Frau Wolf bittet insgesamt darum, zukünftig das Funktionspostfach Gremienbetreuung des Bezirksamtes Eimsbüttel anzuschreiben und nicht einzelne Personen in der Verwaltung zu kontaktieren. Dann sei sichergestellt, dass Anträge auch im Falle der Erkrankung einzelner rechtzeitig bearbeitet werden.
Frau Albers berichtet, dass die Referenten-Anforderung an die BSFB erfolgreich gewesen sei und Steffi Weber (Koordinatorin Jugendhilfe) am JHA am 10.12.25 teilnehmen werde. Außerdem werde seitens der Verwaltung die Leiterin der Abteilung ASD Zuwanderung sowie die Kinderschutzkoordinatorin teilnehmen.
Der Antrag ist fristgerecht eingegangen. Leider gab es innerhalb der Verwaltung einen Mangel, weshalb der Antrag nicht vorab an den Ausschuss geschickt worden sei.
Frau Schrank erläutert den Antrag. Sie führt aus, dass aus dem zurückgezogenen Antrag im Oktober eine schriftliche kleine Anfrage gestellt wurde.
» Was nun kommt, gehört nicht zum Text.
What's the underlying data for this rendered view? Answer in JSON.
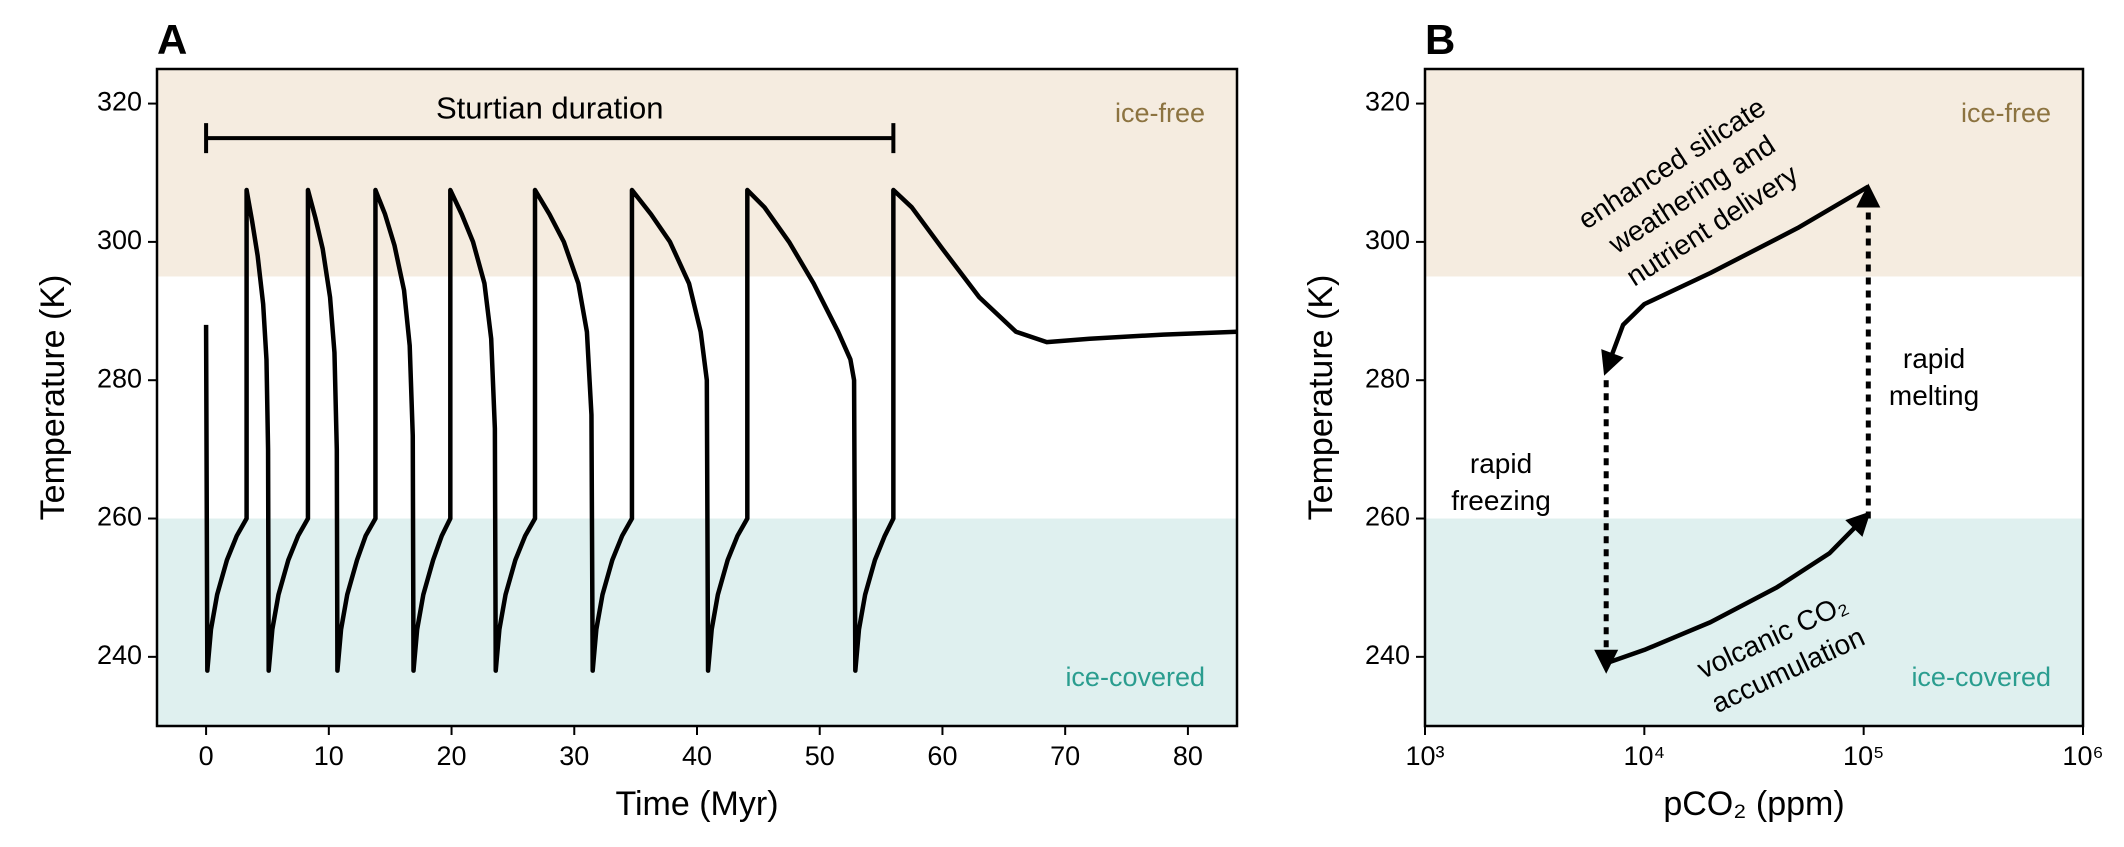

Der nun gestellte Antrag bezieht sich auf die Einladung von Angeboten vor Ort, die ebenfalls zur Situation der Familien in der Schmiedekoppel berichten sollen.
Frau Schwarzarius gibt an, dass sie den Antrag aus unterschiedlichen Gründen verschieben wolle.
Frau Albers erläutert, dass die Verwaltung grundsätzlich keine Trägerauswahl vorschlagen könne. Es brauche eine konkrete Benennung, welche Angebote angefragt werden sollen, da es eine Reihe von Jugendhilfeangeboten in der Schmiedekoppel gäbe.
Frau Schrank wünscht sich einen wohlwollenderen Umgang mit Anträgen der Opposition, wenn diese inhaltlich stichhaltig sind und nur formale Mängel beinhalten.
Nach einer ausführlichen Diskussion schlägt Frau Albers den Vertreter*innen der freien Träger vor, Kolleg*innen der Angebote vor Ort anzusprechen und zum Ausschuss als Gäste einzuladen. Diese könnten dann gegebenenfalls mit ihren Eindrücken zur Schmiedekoppel die Vorträge ergänzen. Dieser Vorschlag wird insgesamt sehr begrüßt.
Der Antrag der Linken wird von Frau Schrank zurückgezogen.